Pero como toda leyenda, la niebla entre la realidad y la ficción es espesa. No hay registros de que Don Bonillo existiera, ni de que Amadio lo retratara bajo ese nombre. Lo que sí es cierto es que los cuadros se popularizaron enormemente en Europa, y su autor firmaba como Bragolin para vender más reproducciones, especialmente fuera de Italia.
En realidad, no existe ninguna evidencia concreta de que el cuadro cause incendios. Investigadores han planteado hipótesis más lógicas: que las reproducciones estaban recubiertas con barnices ignífugos o que, por su ubicación alta en las paredes, se salvaban del daño más directo de las llamas.
Pero eso no impidió que la leyenda creciera. The Sun, lejos de calmar las aguas, avivó el fuego organizando ceremonias públicas donde se quemaban cuadros del niño llorón, como si exorcizaran un espíritu colectivo.

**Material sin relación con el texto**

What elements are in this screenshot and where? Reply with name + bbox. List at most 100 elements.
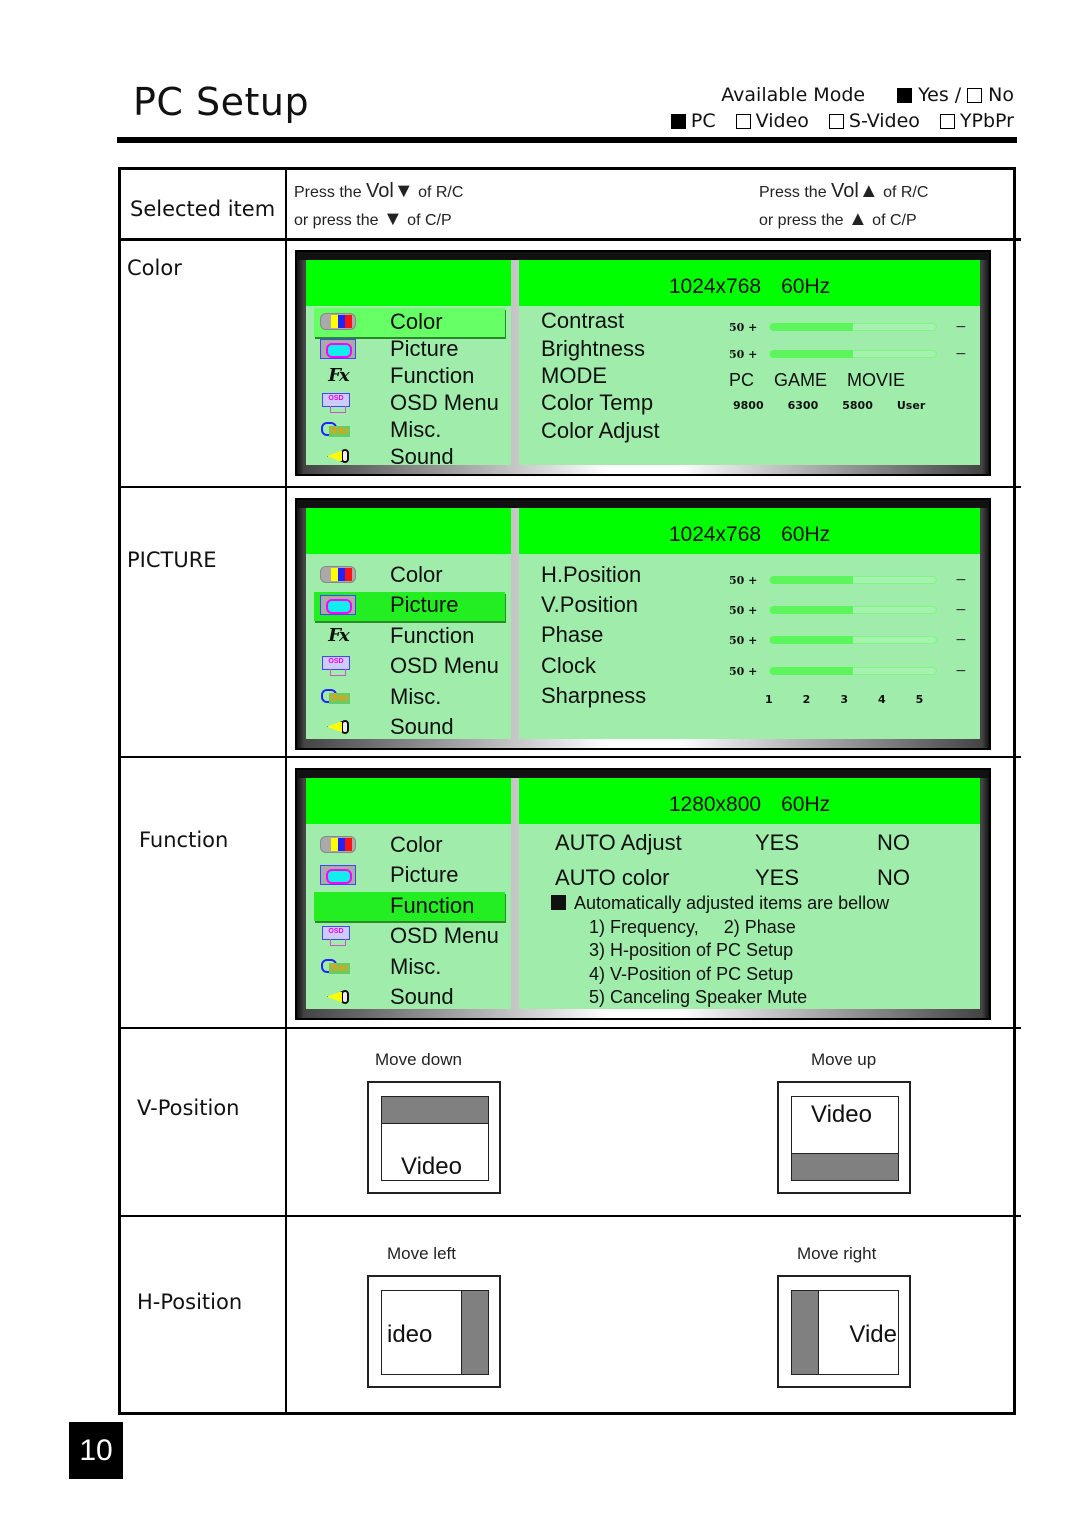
osd-menu-item-misc[interactable]: Misc. [306, 416, 511, 443]
slider-track[interactable] [769, 667, 937, 675]
color-temp-6300[interactable]: 6300 [788, 399, 819, 412]
osd-menu-item-function[interactable]: Function [306, 892, 511, 921]
osd-screen-function: Color Picture Function OSD Menu Misc. Sound 1… [295, 768, 991, 1020]
auto-adjust-no[interactable]: NO [877, 830, 910, 856]
osd-menu-panel: Color Picture Function OSD Menu Misc. Sound [306, 778, 511, 1009]
osd-menu-item-picture[interactable]: Picture [306, 862, 511, 889]
color-temp-user[interactable]: User [897, 399, 925, 412]
instruction-text: or press the [294, 212, 383, 229]
picture-icon [320, 864, 356, 886]
osd-menu-item-function[interactable]: Fx Function [306, 362, 511, 389]
picture-icon [320, 594, 356, 616]
osd-menu-header [306, 778, 511, 824]
osd-menu-item-sound[interactable]: Sound [306, 443, 511, 470]
up-instruction: Press the Vol▲ of R/C or press the ▲ of … [759, 178, 928, 234]
mode-option-game[interactable]: GAME [774, 370, 827, 391]
v-position-slider[interactable]: 50 + − [729, 602, 967, 618]
down-instruction: Press the Vol▼ of R/C or press the ▼ of … [294, 178, 463, 234]
clock-slider[interactable]: 50 + − [729, 663, 967, 679]
move-down-caption: Move down [375, 1050, 462, 1069]
contrast-slider[interactable]: 50 + − [729, 319, 967, 335]
osd-menu-item-color[interactable]: Color [306, 831, 511, 858]
menu-item-label: Picture [390, 592, 459, 617]
osd-menu-item-sound[interactable]: Sound [306, 714, 511, 741]
menu-item-label: OSD Menu [390, 389, 499, 415]
move-up-diagram: Video [777, 1081, 911, 1194]
osd-menu: Color Picture Fx Function OSD Menu Misc. Sound [306, 561, 511, 744]
slider-minus: − [955, 602, 967, 618]
slider-fill [770, 636, 853, 644]
menu-item-label: Sound [390, 714, 454, 739]
video-label: Video [811, 1101, 872, 1128]
speaker-icon [320, 986, 356, 1008]
auto-color-no[interactable]: NO [877, 865, 910, 891]
mode-options: PC GAME MOVIE [729, 370, 905, 391]
instruction-text: of R/C [878, 184, 929, 201]
video-label: ideo [387, 1321, 433, 1348]
row-label-picture: PICTURE [127, 548, 217, 572]
osd-menu-item-sound[interactable]: Sound [306, 984, 511, 1011]
menu-item-label: Picture [390, 862, 459, 887]
slider-track[interactable] [769, 606, 937, 614]
param-color-adjust: Color Adjust [541, 418, 660, 443]
mode-pc: PC [670, 108, 716, 134]
osd-menu-item-function[interactable]: Fx Function [306, 622, 511, 649]
phase-slider[interactable]: 50 + − [729, 632, 967, 648]
osd-resolution-header: 1024x768 60Hz [519, 260, 980, 306]
row-label-h-position: H-Position [137, 1290, 243, 1314]
osd-monitor-icon [320, 925, 356, 947]
osd-menu-item-color[interactable]: Color [306, 308, 511, 337]
sharpness-2[interactable]: 2 [803, 693, 811, 706]
slider-track[interactable] [769, 323, 937, 331]
row-divider [121, 486, 1021, 488]
speaker-icon [320, 716, 356, 738]
sharpness-3[interactable]: 3 [840, 693, 848, 706]
instruction-text: Press the [294, 184, 367, 201]
osd-menu-item-color[interactable]: Color [306, 561, 511, 588]
osd-menu-item-misc[interactable]: Misc. [306, 683, 511, 710]
resolution: 1280x800 [668, 793, 762, 816]
mode-option-movie[interactable]: MOVIE [847, 370, 905, 391]
setup-table: Selected item Press the Vol▼ of R/C or p… [118, 167, 1021, 1415]
osd-menu-item-osd-menu[interactable]: OSD Menu [306, 653, 511, 680]
mode-option-pc[interactable]: PC [729, 370, 754, 391]
page-number: 10 [69, 1422, 123, 1479]
instruction-text: of R/C [413, 184, 464, 201]
osd-screen-picture: Color Picture Fx Function OSD Menu Misc. Sound… [295, 498, 991, 750]
osd-menu-item-picture[interactable]: Picture [306, 591, 511, 621]
slider-minus: − [955, 346, 967, 362]
misc-icon [320, 419, 356, 441]
osd-menu-item-osd-menu[interactable]: OSD Menu [306, 389, 511, 416]
param-color-temp: Color Temp [541, 390, 654, 415]
sharpness-options: 1 2 3 4 5 [765, 693, 923, 706]
auto-adjust-yes[interactable]: YES [755, 830, 877, 856]
refresh-rate: 60Hz [781, 275, 831, 298]
color-bars-icon [320, 834, 356, 856]
picture-icon [320, 338, 356, 360]
screen-frame: Vide [791, 1290, 899, 1375]
sharpness-1[interactable]: 1 [765, 693, 773, 706]
param-phase: Phase [541, 622, 604, 647]
row-label-v-position: V-Position [137, 1096, 240, 1120]
slider-track[interactable] [769, 350, 937, 358]
osd-menu-item-picture[interactable]: Picture [306, 335, 511, 362]
auto-color-row: AUTO color YES NO [555, 865, 910, 891]
osd-menu-item-osd-menu[interactable]: OSD Menu [306, 923, 511, 950]
osd-monitor-icon [320, 392, 356, 414]
menu-item-label: Color [390, 561, 443, 587]
h-position-slider[interactable]: 50 + − [729, 572, 967, 588]
color-temp-9800[interactable]: 9800 [733, 399, 764, 412]
sharpness-5[interactable]: 5 [916, 693, 924, 706]
slider-track[interactable] [769, 576, 937, 584]
brightness-slider[interactable]: 50 + − [729, 346, 967, 362]
color-temp-5800[interactable]: 5800 [842, 399, 873, 412]
slider-track[interactable] [769, 636, 937, 644]
osd-settings-panel: 1024x768 60Hz H.Position 50 + − V.Positio… [519, 508, 980, 739]
empty-square-icon [735, 113, 751, 129]
auto-color-yes[interactable]: YES [755, 865, 877, 891]
mode-video: Video [735, 108, 809, 134]
slider-fill [770, 323, 853, 331]
sharpness-4[interactable]: 4 [878, 693, 886, 706]
menu-item-label: Sound [390, 443, 454, 469]
osd-menu-item-misc[interactable]: Misc. [306, 953, 511, 980]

El miedo se volvió performance, la superstición, espectáculo.
Y el rostro del niño, un ícono silencioso de la fragilidad humana ante lo inexplicable.
Porque hay algo profundamente perturbador —y fascinante— en la idea de un niño que llora en medio del desastre. Un niño que ve arder el mundo y no puede hacer nada. Un niño cuyo dolor parece estar congelado en el tiempo, repetido una y otra vez en salas comunes, pasillos y recuerdos.
Y porque, tal vez, en su rostro vemos algo de nosotros mismos: el miedo a perderlo todo sin explicación, el deseo de que haya una causa más grande —mágica, trágica o maldita— para los desastres de la vida.
A veces, no creemos en la maldición del cuadro, pero sí en la necesidad de tener algo o alguien a quien culpar.